Court documents filed by the AG show that the Ministry of Health in December 2012 contracted with Big Sea to supply the ambulances at a price of €15.8 million.
The agreement stipulated that 25 ambulances were to be delivered within 120 days of execution of the agreement.
The remaining were to be delivered in batches of 25 every 30 days thereafter.
Advance payment according to the AG was prohibited and payment was to be by “raising an irrevocable and transferable letter of credit” from the Government of Ghana’s bankers.
The case against Dr Forson
Dr Forson is alleged to have contrary to the terms of the agreement, written to the Bank of Ghana “urgently requesting…to establish letters of credit for the supply of 50 ambulances amounting to €3,950,000 representing 25 per cent of the contract sum while arrangements are being made to perfect and sign the loan agreement…in favour of Big Sea”.

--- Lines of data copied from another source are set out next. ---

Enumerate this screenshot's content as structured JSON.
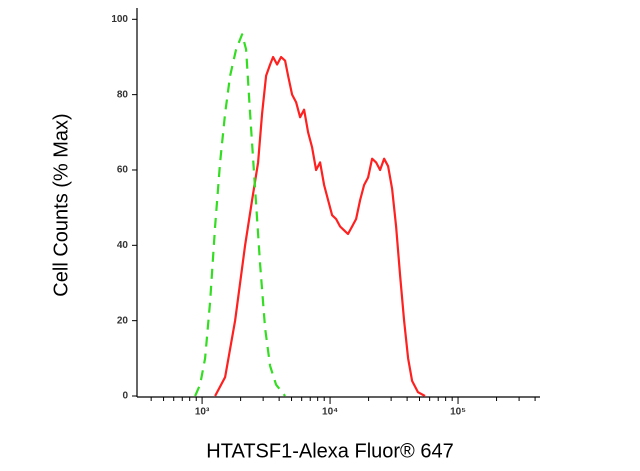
{
  "chart_data": {
    "type": "line",
    "xlabel": "HTATSF1-Alexa Fluor® 647",
    "ylabel": "Cell Counts (% Max)",
    "xscale": "log",
    "xlim": [
      310,
      437000
    ],
    "ylim": [
      0,
      103
    ],
    "xticks": [
      {
        "value": 1000,
        "label": "10³"
      },
      {
        "value": 10000,
        "label": "10⁴"
      },
      {
        "value": 100000,
        "label": "10⁵"
      }
    ],
    "xminorticks": [
      400,
      500,
      600,
      700,
      800,
      900,
      2000,
      3000,
      4000,
      5000,
      6000,
      7000,
      8000,
      9000,
      20000,
      30000,
      40000,
      50000,
      60000,
      70000,
      80000,
      90000,
      200000,
      300000,
      400000
    ],
    "yticks": [
      0,
      20,
      40,
      60,
      80,
      100
    ],
    "series": [
      {
        "color": "#ff2020",
        "style": "solid",
        "x": [
          1264,
          1512,
          1811,
          2168,
          2459,
          2738,
          2943,
          3162,
          3398,
          3586,
          3853,
          4142,
          4451,
          4697,
          5048,
          5425,
          5831,
          6266,
          6734,
          7236,
          7776,
          8357,
          8981,
          9647,
          10370,
          11140,
          11970,
          12870,
          13820,
          14860,
          15970,
          17160,
          18440,
          19820,
          21300,
          22880,
          24590,
          26420,
          28390,
          30510,
          32790,
          35240,
          37860,
          40690,
          43720,
          48700,
          55230
        ],
        "values": [
          0,
          5,
          20,
          40,
          52,
          62,
          75,
          85,
          88,
          90,
          88,
          90,
          89,
          85,
          80,
          78,
          74,
          76,
          70,
          66,
          60,
          62,
          56,
          52,
          48,
          47,
          45,
          44,
          43,
          45,
          47,
          52,
          56,
          58,
          63,
          62,
          60,
          63,
          61,
          55,
          45,
          32,
          20,
          10,
          4,
          1,
          0
        ]
      },
      {
        "color": "#33dd22",
        "style": "dashed",
        "x": [
          882,
          965,
          1055,
          1155,
          1264,
          1382,
          1512,
          1655,
          1844,
          2054,
          2207,
          2371,
          2595,
          2839,
          3106,
          3398,
          3786,
          4451
        ],
        "values": [
          0,
          3,
          10,
          25,
          45,
          62,
          75,
          85,
          92,
          96,
          92,
          75,
          55,
          35,
          18,
          8,
          3,
          0
        ]
      }
    ]
  }
}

He is also alleged to have written to the Controller and Accountant General authorising the release of the sum of GH¢806,688.75 to the Minister for Health to enable him to pay the bank charges covering the cost establishment of the LC for the supply of 50 Mercedes Benz Ambulance and Related Services”.

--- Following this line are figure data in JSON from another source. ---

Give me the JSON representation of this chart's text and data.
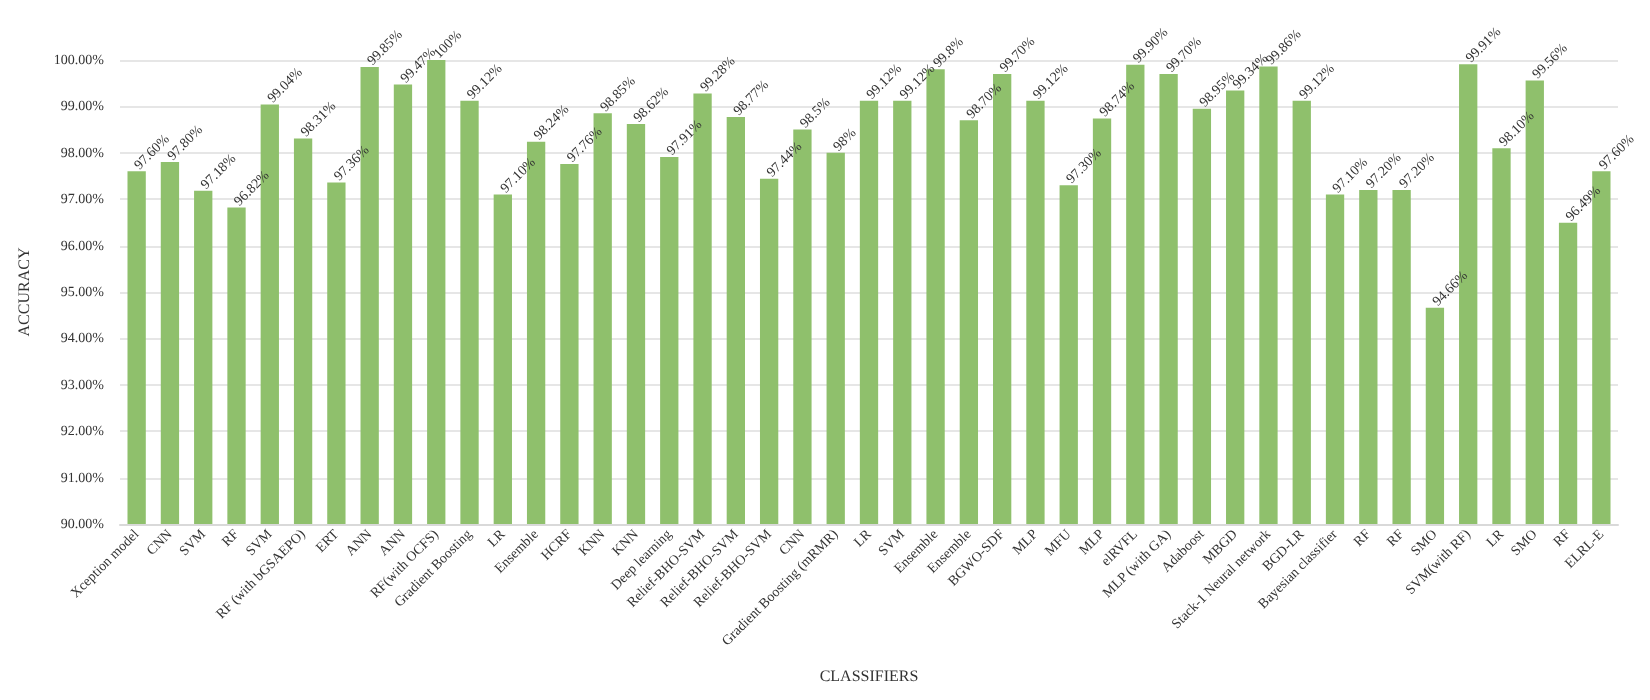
{
  "chart_data": {
    "type": "bar",
    "xlabel": "CLASSIFIERS",
    "ylabel": "ACCURACY",
    "categories": [
      "Xception model",
      "CNN",
      "SVM",
      "RF",
      "SVM",
      "RF (with bGSAEPO)",
      "ERT",
      "ANN",
      "ANN",
      "RF(with OCFS)",
      "Gradient Boosting",
      "LR",
      "Ensemble",
      "HCRF",
      "KNN",
      "KNN",
      "Deep learning",
      "Relief-BHO-SVM",
      "Relief-BHO-SVM",
      "Relief-BHO-SVM",
      "CNN",
      "Gradient Boosting (mRMR)",
      "LR",
      "SVM",
      "Ensemble",
      "Ensemble",
      "BGWO-SDF",
      "MLP",
      "MFU",
      "MLP",
      "elRVFL",
      "MLP (with GA)",
      "Adaboost",
      "MBGD",
      "Stack-1 Neural network",
      "BGD-LR",
      "Bayesian classifier",
      "RF",
      "RF",
      "SMO",
      "SVM(with RF)",
      "LR",
      "SMO",
      "RF",
      "ELRL-E"
    ],
    "values": [
      97.6,
      97.8,
      97.18,
      96.82,
      99.04,
      98.31,
      97.36,
      99.85,
      99.47,
      100,
      99.12,
      97.1,
      98.24,
      97.76,
      98.85,
      98.62,
      97.91,
      99.28,
      98.77,
      97.44,
      98.5,
      98,
      99.12,
      99.12,
      99.8,
      98.7,
      99.7,
      99.12,
      97.3,
      98.74,
      99.9,
      99.7,
      98.95,
      99.34,
      99.86,
      99.12,
      97.1,
      97.2,
      97.2,
      94.66,
      99.91,
      98.1,
      99.56,
      96.49,
      97.6
    ],
    "value_labels": [
      "97.60%",
      "97.80%",
      "97.18%",
      "96.82%",
      "99.04%",
      "98.31%",
      "97.36%",
      "99.85%",
      "99.47%",
      "100%",
      "99.12%",
      "97.10%",
      "98.24%",
      "97.76%",
      "98.85%",
      "98.62%",
      "97.91%",
      "99.28%",
      "98.77%",
      "97.44%",
      "98.5%",
      "98%",
      "99.12%",
      "99.12%",
      "99.8%",
      "98.70%",
      "99.70%",
      "99.12%",
      "97.30%",
      "98.74%",
      "99.90%",
      "99.70%",
      "98.95%",
      "99.34%",
      "99.86%",
      "99.12%",
      "97.10%",
      "97.20%",
      "97.20%",
      "94.66%",
      "99.91%",
      "98.10%",
      "99.56%",
      "96.49%",
      "97.60%"
    ],
    "color": "#8fc06c",
    "ylim": [
      90,
      100
    ],
    "yticks": [
      {
        "value": 90,
        "label": "90.00%"
      },
      {
        "value": 91,
        "label": "91.00%"
      },
      {
        "value": 92,
        "label": "92.00%"
      },
      {
        "value": 93,
        "label": "93.00%"
      },
      {
        "value": 94,
        "label": "94.00%"
      },
      {
        "value": 95,
        "label": "95.00%"
      },
      {
        "value": 96,
        "label": "96.00%"
      },
      {
        "value": 97,
        "label": "97.00%"
      },
      {
        "value": 98,
        "label": "98.00%"
      },
      {
        "value": 99,
        "label": "99.00%"
      },
      {
        "value": 100,
        "label": "100.00%"
      }
    ],
    "grid": "y"
  }
}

The Ministry of Health, the AG says failed to conduct a pre-shipment inspection of the 20 ambulances which were ready for shipment before payment was made.

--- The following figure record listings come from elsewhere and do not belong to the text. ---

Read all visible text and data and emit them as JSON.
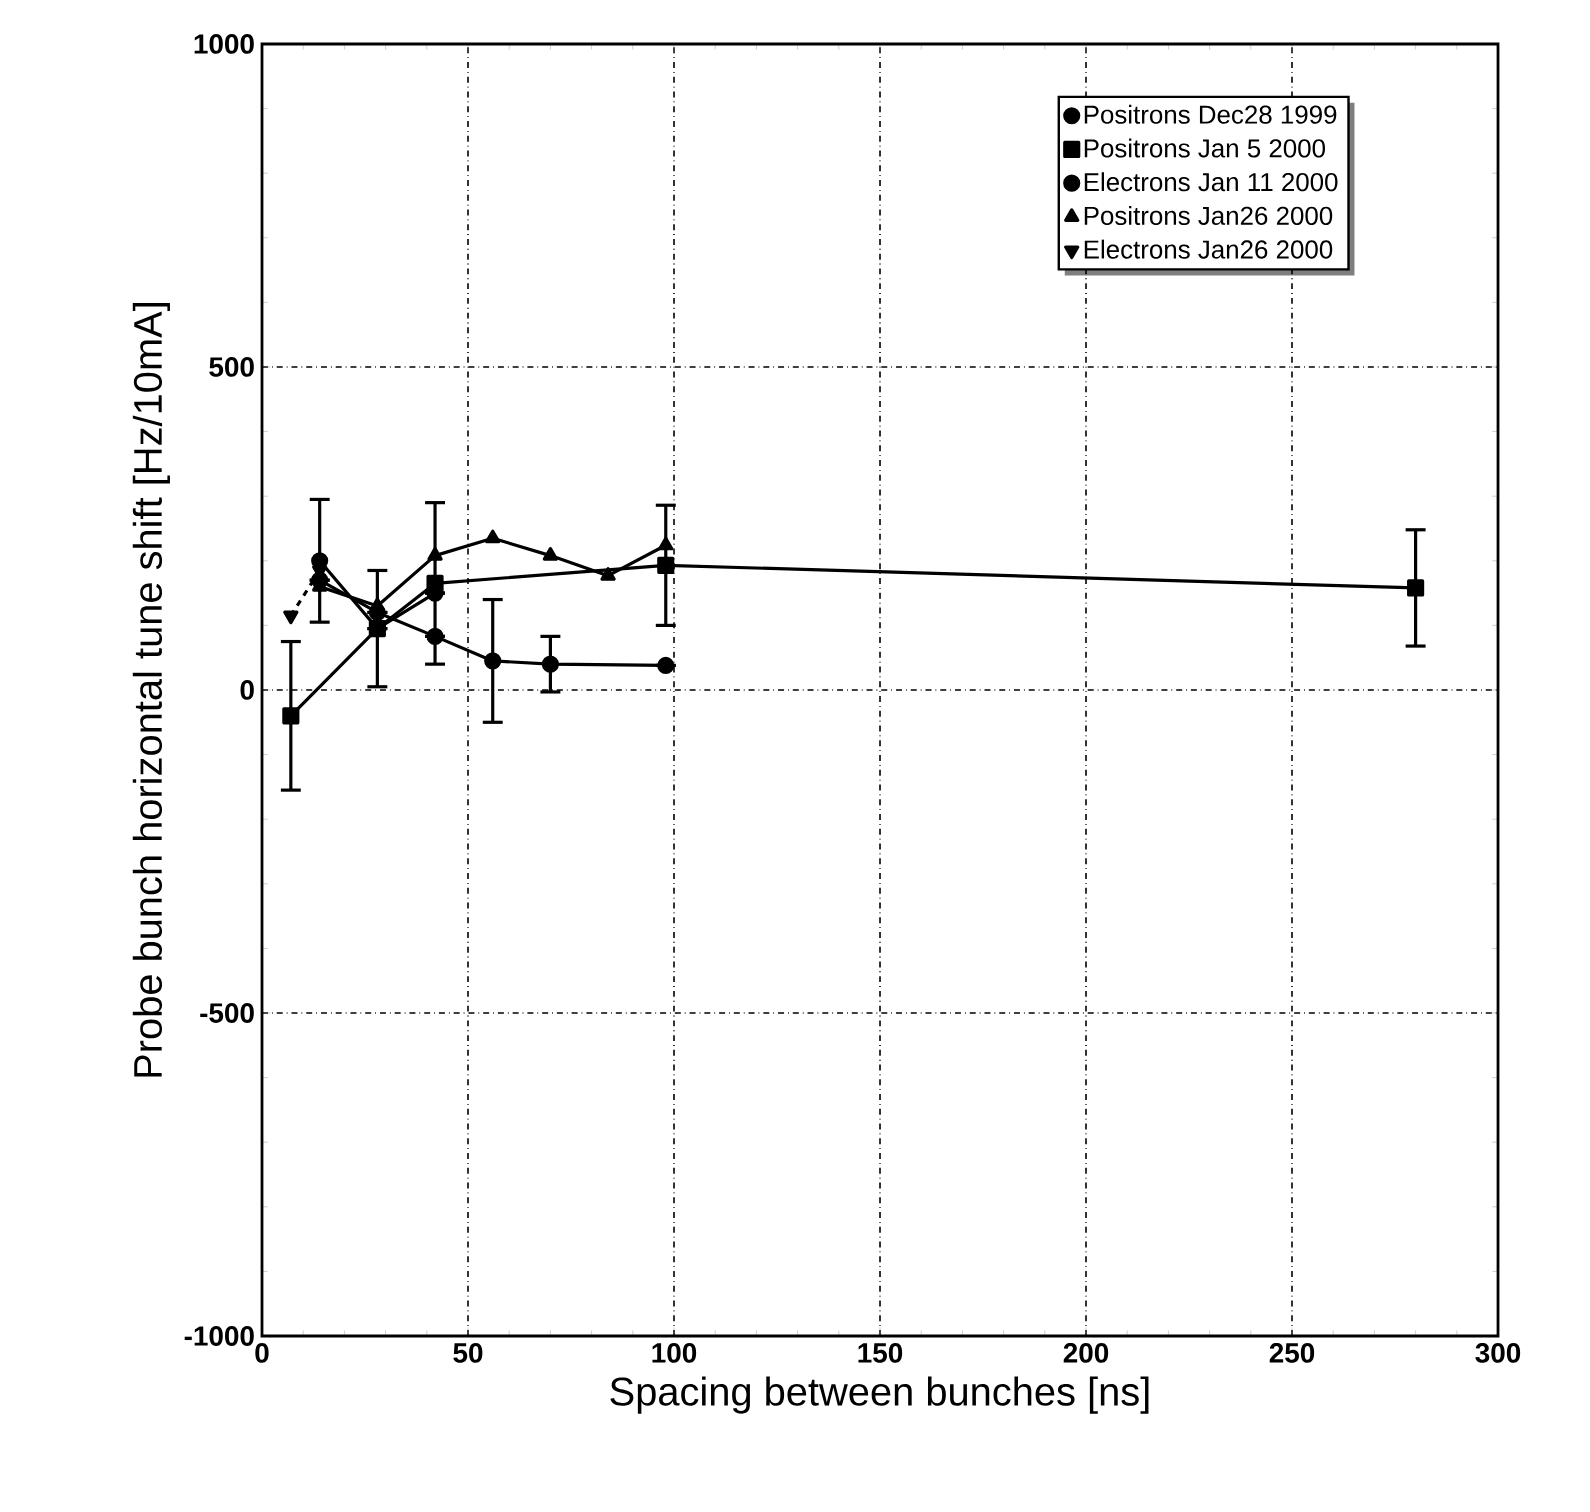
{
  "chart_data": {
    "type": "line",
    "xlabel": "Spacing between  bunches [ns]",
    "ylabel": "Probe bunch  horizontal tune shift  [Hz/10mA]",
    "xlim": [
      0,
      300
    ],
    "xticks": [
      0,
      50,
      100,
      150,
      200,
      250,
      300
    ],
    "ylim": [
      -1000,
      1000
    ],
    "yticks": [
      -1000,
      -500,
      0,
      500,
      1000
    ],
    "grid": true,
    "legend": "top right",
    "series": [
      {
        "name": "Positrons Dec28 1999",
        "color": "#000000",
        "marker": "circle",
        "x": [
          14,
          28,
          42
        ],
        "values": [
          200,
          95,
          150
        ],
        "errors": [
          95,
          null,
          null
        ]
      },
      {
        "name": "Positrons Jan 5 2000",
        "color": "#000000",
        "marker": "square",
        "x": [
          7,
          28,
          42,
          98,
          280
        ],
        "values": [
          -40,
          95,
          165,
          193,
          158
        ],
        "errors": [
          115,
          90,
          125,
          93,
          90
        ]
      },
      {
        "name": "Electrons Jan 11 2000",
        "color": "#000000",
        "marker": "circle",
        "x": [
          14,
          28,
          42,
          56,
          70,
          98
        ],
        "values": [
          170,
          120,
          83,
          45,
          40,
          38
        ],
        "errors": [
          null,
          null,
          null,
          95,
          43,
          null
        ]
      },
      {
        "name": "Positrons Jan26 2000",
        "color": "#000000",
        "marker": "triangle",
        "x": [
          14,
          28,
          42,
          56,
          70,
          84,
          98
        ],
        "values": [
          160,
          130,
          208,
          235,
          208,
          177,
          224
        ]
      },
      {
        "name": "Electrons Jan26 2000",
        "color": "#000000",
        "marker": "triangle-down",
        "line_style": "dashed",
        "x": [
          7,
          14
        ],
        "values": [
          115,
          185
        ]
      }
    ]
  }
}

This he argues is contrary to the contract. 30 ambulances said to have fundamental defects and declared not fit for purpose were shipped into the country.
A total amount of €2,370,000 has been paid for these 30 vehicles.
The Attorney General called five witnesses including Health Minister Kwaku Agyemang Manu to testify in support of the case.
He believes the testimony so far shows that there was a financial loss to the state, that the loss was caused through the action or omission of Dr Forson and that he should have foreseen such a loss as being probable.
On the thorny issue of whether Dr Forson’s request for letters of credit meant an authorisation of payment, the AG describes the argument against it as “mind-boggling”.
The AG says the evidence so far shows that the letters of credit were irrevocable and once established, payment was guaranteed.
Another issue that forms a key aspect of Dr Forson’s defence is that he wrote the letters on behalf of the substantive Minister for Finance Seth Terkper. The AG argues the letters were written without any authorisation from any quarters.
“A careful examination of the record does not disclose any so-called authorisation by the former Minister for Finance. On the contrary, exhibits tendered by the prosecution show that A1 (Dr Forson) acted on his own and not through any alleged authorisation by his former boss.
“The actions taken by the Controller and Accountant-General as well as the Bank of Ghana all relied on A1’s actions, not any action by Seth Terkper,” the AG stated.
He insists evidence tendered including an internal memorandum from the Ministry of Finance shows that the staff who worked on the transaction relied solely on Dr Forsons’ authorisation and not the Minister.
The AG points out that his witness, police investigator Rockson Gyamfi said; “…in the course of our investigation, the team spoke to the then minister of finance, Seth Terkper and he stated in his statement given to the office that upon the assumption of his office, there was a moratorium on the loans including the loan contracted for the ambulance.
“The team also got a letter from the Ministry of Finance addressed to Big Sea where the Minister was informing them that the loan agreement had lapsed and efforts are being made to operationalise the loans which had been approved by Parliament as the source of funding for the procurement of the 200 ambulances.
“Investigators further obtained a letter from MOD which indicated that the then deputy minister of finance had instructed that the LC be charged against the MOH budget”.
The AG maintains the investigator did not admit at any point during cross-examination that Seth Terkper told them he authorised the writing of the letters.
“Having clearly showed that he was acting on his own and not on the authorisation of a superior authority…the prosecution has strongly established a case under count one levelled against A1, we invite the court to call on A1 to open his defence.”